Region muss Chancen nutzen: Umweltausschuss befasst sich mit dem Kohleausstieg

Region muss Chancen nutzen : Umweltausschuss befasst sich mit dem Kohleausstieg

Die jüngste Sitzung des Ausschusses für Umwelt und Verkehr des Kreises Heinsberg stand ganz unter dem Schwerpunktthema Klimaschutz. „Wir sind der Meinung, dass zum Klimaschutz insbesondere eine Alternative zur Kohleverstromung gehört“, hieß es vonseiten der Grünen, als der Tagesordnungspunkt mit ihrem Antrag aufgerufen wurde. Konkret ging es darin um die Ergebnisse der Kohle-Kommission.

„Seit Monaten liegt der Abschlussbericht vor, doch bis heute fehlen eindeutige Erklärungen der Bundesregierung. (…) Die Region sollte jetzt ihre Chance nutzen und auf einen konsequent umgesetzten Kohleausstieg drängen“, heißt es im ersten Antrag. „Der Kreis Heinsberg als unmittelbar vom Braunkohleabbau Betroffener muss gerade bei diesem Thema aktiv werden und seine Interessen vertreten, wenn man den Klimaschutz ernst nimmt“, betonte Ulrich Horst, Umweltpolitischer Sprecher der Grünen.

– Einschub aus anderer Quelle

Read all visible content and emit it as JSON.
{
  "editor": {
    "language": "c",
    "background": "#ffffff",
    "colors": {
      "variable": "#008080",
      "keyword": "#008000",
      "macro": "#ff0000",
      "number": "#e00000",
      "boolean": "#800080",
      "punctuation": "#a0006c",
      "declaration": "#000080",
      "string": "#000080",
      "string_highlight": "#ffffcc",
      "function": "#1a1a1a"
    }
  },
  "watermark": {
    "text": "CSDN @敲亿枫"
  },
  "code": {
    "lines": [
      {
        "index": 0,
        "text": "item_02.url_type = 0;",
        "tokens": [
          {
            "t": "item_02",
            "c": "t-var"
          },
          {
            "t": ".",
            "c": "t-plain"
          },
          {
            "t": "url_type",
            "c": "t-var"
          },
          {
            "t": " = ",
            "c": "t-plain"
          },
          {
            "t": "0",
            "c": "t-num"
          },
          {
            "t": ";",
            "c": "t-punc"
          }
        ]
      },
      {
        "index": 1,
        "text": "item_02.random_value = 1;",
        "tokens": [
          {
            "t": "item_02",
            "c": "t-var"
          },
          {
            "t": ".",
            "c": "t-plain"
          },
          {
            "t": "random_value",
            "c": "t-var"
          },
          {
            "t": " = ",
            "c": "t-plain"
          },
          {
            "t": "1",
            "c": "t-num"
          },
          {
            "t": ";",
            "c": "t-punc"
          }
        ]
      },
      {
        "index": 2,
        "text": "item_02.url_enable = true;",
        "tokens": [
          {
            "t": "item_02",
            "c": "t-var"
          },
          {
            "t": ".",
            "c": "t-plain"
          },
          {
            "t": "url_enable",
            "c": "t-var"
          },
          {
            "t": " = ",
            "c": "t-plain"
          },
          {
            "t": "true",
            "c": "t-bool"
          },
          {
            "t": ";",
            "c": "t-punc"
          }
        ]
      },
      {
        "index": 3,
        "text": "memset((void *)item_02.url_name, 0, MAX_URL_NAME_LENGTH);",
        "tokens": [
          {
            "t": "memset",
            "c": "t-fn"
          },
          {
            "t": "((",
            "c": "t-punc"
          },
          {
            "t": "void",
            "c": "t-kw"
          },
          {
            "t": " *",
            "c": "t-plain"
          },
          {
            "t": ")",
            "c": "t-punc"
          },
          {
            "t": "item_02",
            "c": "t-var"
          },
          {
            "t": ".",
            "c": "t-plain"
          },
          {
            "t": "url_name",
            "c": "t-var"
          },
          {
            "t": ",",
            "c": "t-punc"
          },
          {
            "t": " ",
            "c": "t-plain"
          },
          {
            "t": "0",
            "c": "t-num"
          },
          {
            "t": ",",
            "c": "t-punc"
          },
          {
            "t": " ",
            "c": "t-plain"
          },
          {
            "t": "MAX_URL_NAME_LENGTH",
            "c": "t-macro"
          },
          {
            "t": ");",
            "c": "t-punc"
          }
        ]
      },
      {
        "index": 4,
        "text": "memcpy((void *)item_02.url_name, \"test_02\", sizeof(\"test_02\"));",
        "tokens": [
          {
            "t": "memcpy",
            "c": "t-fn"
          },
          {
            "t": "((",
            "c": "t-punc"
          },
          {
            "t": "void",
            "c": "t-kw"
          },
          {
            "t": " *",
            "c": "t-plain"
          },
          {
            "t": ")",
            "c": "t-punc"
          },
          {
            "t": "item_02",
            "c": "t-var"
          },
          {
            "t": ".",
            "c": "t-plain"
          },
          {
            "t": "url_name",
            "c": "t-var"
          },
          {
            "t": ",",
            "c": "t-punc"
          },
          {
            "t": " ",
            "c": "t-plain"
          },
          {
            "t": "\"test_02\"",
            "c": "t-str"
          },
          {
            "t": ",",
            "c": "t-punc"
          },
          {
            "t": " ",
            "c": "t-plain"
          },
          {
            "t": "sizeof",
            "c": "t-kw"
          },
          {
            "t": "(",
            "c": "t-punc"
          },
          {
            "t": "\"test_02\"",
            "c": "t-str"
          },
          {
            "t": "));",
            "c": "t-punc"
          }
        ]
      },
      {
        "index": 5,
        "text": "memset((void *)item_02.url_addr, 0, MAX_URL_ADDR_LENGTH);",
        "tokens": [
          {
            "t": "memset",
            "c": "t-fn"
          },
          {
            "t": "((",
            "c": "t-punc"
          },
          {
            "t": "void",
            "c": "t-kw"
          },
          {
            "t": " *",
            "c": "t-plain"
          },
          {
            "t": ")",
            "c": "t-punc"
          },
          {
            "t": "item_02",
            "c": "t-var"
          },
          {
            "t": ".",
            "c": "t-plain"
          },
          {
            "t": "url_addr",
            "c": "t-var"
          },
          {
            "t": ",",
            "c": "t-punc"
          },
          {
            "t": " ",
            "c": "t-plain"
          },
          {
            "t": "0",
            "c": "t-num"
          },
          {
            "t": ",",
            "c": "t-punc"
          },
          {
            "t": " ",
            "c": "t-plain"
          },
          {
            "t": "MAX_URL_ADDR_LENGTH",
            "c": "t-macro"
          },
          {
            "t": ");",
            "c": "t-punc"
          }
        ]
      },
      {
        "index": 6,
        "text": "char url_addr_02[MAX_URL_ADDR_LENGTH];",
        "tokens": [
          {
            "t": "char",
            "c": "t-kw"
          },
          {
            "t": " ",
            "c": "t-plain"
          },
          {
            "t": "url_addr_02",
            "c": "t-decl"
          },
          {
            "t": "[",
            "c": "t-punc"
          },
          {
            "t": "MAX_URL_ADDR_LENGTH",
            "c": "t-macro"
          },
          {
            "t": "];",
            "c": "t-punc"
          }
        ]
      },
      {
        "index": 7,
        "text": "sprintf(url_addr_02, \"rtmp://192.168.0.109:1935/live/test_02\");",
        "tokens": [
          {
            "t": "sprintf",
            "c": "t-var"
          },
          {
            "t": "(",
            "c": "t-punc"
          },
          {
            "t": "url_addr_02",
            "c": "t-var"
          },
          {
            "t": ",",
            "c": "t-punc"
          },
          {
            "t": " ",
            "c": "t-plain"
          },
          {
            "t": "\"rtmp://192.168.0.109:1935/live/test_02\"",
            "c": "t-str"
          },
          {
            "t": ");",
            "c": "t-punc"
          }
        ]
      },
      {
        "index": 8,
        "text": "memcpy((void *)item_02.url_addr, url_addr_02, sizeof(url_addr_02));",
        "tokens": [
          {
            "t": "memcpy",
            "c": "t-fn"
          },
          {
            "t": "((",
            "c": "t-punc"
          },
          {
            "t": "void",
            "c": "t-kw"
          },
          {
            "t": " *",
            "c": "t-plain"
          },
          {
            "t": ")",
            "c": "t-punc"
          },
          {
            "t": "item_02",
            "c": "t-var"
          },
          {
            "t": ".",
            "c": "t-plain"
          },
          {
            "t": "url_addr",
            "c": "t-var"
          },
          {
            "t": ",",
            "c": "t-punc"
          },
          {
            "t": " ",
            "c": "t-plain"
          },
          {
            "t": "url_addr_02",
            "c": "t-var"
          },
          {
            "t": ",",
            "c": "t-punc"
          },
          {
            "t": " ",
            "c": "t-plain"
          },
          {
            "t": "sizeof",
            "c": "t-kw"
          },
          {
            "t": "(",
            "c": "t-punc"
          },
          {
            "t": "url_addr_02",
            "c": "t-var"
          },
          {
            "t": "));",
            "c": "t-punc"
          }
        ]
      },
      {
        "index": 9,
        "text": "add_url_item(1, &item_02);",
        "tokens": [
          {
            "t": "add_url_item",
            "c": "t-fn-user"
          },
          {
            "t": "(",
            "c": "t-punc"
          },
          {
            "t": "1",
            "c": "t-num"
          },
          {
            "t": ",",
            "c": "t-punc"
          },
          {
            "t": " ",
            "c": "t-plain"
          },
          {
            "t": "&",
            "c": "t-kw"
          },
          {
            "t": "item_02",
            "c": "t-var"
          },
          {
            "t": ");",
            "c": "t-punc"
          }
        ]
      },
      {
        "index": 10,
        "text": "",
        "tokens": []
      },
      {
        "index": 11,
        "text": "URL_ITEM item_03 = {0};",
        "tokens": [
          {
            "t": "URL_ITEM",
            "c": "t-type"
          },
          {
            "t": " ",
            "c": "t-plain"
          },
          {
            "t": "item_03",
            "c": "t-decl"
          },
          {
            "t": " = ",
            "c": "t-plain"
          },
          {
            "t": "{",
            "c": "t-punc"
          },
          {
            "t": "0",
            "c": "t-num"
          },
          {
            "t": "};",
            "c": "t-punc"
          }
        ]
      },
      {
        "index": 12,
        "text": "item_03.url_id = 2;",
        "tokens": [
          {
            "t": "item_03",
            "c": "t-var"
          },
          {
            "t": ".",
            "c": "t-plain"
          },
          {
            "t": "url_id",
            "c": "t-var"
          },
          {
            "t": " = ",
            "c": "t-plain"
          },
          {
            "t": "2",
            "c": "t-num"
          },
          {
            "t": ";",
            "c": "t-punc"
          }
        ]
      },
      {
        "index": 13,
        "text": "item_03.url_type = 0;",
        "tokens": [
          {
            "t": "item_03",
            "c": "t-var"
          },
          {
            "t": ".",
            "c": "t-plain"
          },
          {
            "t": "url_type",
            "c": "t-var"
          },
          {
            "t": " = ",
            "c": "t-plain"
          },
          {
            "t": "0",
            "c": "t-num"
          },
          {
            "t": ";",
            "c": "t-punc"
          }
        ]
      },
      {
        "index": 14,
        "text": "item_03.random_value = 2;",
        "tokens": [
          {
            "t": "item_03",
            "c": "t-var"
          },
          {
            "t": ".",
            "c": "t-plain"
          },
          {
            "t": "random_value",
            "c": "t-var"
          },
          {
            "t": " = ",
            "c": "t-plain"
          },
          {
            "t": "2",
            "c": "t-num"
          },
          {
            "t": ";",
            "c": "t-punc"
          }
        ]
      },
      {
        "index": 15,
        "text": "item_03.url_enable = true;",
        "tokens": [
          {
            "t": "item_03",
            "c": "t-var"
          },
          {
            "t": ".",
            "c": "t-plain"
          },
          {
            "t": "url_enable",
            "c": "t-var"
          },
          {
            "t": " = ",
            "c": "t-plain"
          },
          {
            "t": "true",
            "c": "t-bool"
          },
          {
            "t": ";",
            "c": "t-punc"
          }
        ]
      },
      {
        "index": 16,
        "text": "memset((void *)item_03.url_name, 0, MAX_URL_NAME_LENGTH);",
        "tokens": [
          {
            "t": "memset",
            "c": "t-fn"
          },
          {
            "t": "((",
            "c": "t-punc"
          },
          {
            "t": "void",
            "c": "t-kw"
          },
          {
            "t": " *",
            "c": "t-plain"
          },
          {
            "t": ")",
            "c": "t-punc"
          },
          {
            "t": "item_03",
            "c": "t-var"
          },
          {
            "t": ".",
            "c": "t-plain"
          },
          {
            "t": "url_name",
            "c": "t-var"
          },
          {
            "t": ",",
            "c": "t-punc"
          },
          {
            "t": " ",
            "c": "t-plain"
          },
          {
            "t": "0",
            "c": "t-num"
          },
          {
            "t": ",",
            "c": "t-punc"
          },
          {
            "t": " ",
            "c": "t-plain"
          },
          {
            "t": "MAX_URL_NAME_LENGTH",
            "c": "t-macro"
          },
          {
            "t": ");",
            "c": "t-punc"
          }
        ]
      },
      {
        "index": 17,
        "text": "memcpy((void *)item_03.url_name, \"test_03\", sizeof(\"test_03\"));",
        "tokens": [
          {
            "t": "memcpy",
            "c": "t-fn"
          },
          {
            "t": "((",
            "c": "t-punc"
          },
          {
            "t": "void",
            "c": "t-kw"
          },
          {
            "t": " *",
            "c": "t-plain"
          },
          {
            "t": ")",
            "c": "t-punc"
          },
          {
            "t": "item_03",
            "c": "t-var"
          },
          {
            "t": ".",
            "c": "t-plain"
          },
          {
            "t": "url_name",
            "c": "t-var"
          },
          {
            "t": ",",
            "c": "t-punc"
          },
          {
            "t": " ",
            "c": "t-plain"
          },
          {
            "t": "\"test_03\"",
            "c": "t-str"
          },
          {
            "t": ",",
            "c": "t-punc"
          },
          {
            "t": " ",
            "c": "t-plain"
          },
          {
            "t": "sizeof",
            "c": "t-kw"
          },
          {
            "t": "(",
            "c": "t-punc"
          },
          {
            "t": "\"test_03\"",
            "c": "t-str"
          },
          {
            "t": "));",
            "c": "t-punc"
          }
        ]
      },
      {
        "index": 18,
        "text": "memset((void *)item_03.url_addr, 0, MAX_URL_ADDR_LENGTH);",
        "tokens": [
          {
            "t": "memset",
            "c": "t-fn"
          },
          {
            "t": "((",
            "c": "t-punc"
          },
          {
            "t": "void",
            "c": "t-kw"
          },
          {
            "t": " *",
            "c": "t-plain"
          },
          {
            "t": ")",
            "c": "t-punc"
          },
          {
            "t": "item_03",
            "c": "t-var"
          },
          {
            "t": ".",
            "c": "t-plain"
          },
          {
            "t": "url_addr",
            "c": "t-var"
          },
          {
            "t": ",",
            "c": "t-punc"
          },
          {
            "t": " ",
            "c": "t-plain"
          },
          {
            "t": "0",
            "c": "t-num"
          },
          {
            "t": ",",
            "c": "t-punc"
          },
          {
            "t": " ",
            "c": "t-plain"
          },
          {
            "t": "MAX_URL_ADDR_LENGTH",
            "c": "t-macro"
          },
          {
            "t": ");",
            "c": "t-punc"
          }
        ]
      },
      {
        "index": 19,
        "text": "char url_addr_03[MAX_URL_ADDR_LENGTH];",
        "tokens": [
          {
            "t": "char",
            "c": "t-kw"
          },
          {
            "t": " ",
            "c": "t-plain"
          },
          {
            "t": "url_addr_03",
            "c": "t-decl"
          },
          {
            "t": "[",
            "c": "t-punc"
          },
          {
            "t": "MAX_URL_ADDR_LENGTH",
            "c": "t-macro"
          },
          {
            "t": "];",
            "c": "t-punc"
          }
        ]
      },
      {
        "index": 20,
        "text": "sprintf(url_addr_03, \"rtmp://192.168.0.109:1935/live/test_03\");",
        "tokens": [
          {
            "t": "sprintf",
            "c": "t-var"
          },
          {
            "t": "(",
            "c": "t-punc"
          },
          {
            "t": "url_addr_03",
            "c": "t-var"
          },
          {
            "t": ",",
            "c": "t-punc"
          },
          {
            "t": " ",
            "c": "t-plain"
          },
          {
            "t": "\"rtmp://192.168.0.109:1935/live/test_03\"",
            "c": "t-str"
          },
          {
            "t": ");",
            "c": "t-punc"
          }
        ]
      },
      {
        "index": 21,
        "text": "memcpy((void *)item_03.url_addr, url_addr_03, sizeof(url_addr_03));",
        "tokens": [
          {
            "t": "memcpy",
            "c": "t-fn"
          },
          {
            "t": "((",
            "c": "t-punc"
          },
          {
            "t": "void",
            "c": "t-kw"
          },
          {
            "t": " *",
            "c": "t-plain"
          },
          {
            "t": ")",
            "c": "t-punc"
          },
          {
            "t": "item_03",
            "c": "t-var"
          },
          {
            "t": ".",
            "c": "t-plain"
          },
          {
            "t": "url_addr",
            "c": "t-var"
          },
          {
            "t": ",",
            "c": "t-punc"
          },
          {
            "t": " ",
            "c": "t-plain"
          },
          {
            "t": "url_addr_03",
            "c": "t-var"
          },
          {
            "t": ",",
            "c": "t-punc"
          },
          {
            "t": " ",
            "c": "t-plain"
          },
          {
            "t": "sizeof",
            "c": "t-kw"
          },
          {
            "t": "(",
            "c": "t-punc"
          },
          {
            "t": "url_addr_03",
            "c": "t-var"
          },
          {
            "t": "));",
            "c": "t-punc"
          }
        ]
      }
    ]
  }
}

Doch nicht nur für die Umwelt, auch für die Bürger müsse jetzt gehandelt werden. „Die Betroffenen brauchen dringend Planungssicherheit“, betonte er. Dem konnte sich auch die CDU anschließen. „Das deckt sich mit unserer Ansicht, dass die Betroffenen Rechtssicherheit benötigen“, so Erwin Dahlmanns. In diesem ersten Antrag hatte die Fraktion einen Appell an die Bundesregierung richten wollen, umgehend politische und rechtliche Klarheit über den Kohleausschieg zu schaffen und die Altanlagen mit hohem Emmisionsfaktor abzuschalten. „So eine Resolution ist zu hoch für den Kreistag.

Überarbeiteter Antrag

Bei diesem Thema gibt es nicht nur eine ökologische, sondern auch einen soziale Komponente. Die Dimensionen des Braunkohleausstiegs können wir hier gar nicht überschauen“, monierten die Freien Wähler. Ein überarbeiteter Antrag in Abstimmung mit der CDU stand am Ende zur Abstimmung und fand bei einer Gegenstimme Zustimmung. Konkret begrüßt der Kreistag darin die Ergebnisse der Kohle-Kommission und stellt sich hinter die vom Erkelenzer Rat beschlossene Stellungnahme zum Abschlussbericht der Kommission.

Der Kreistag begrüßt den vorgeschlagenen früheren Braunkohleausstieg im Jahr 2038 und einen eventuellen vorgezogenen Ausstieg, um die Ziele des Pariser Klimaabkommens zu erreichen. Zudem wurde beschlossen, dass der Kreis Heinsberg an die Abgeordneten im Land- und Bundestag appelliert, sich im Interesse der betroffenen Bürger dafür einzusetzen, dass Rechtsklarheit geschaffen werde.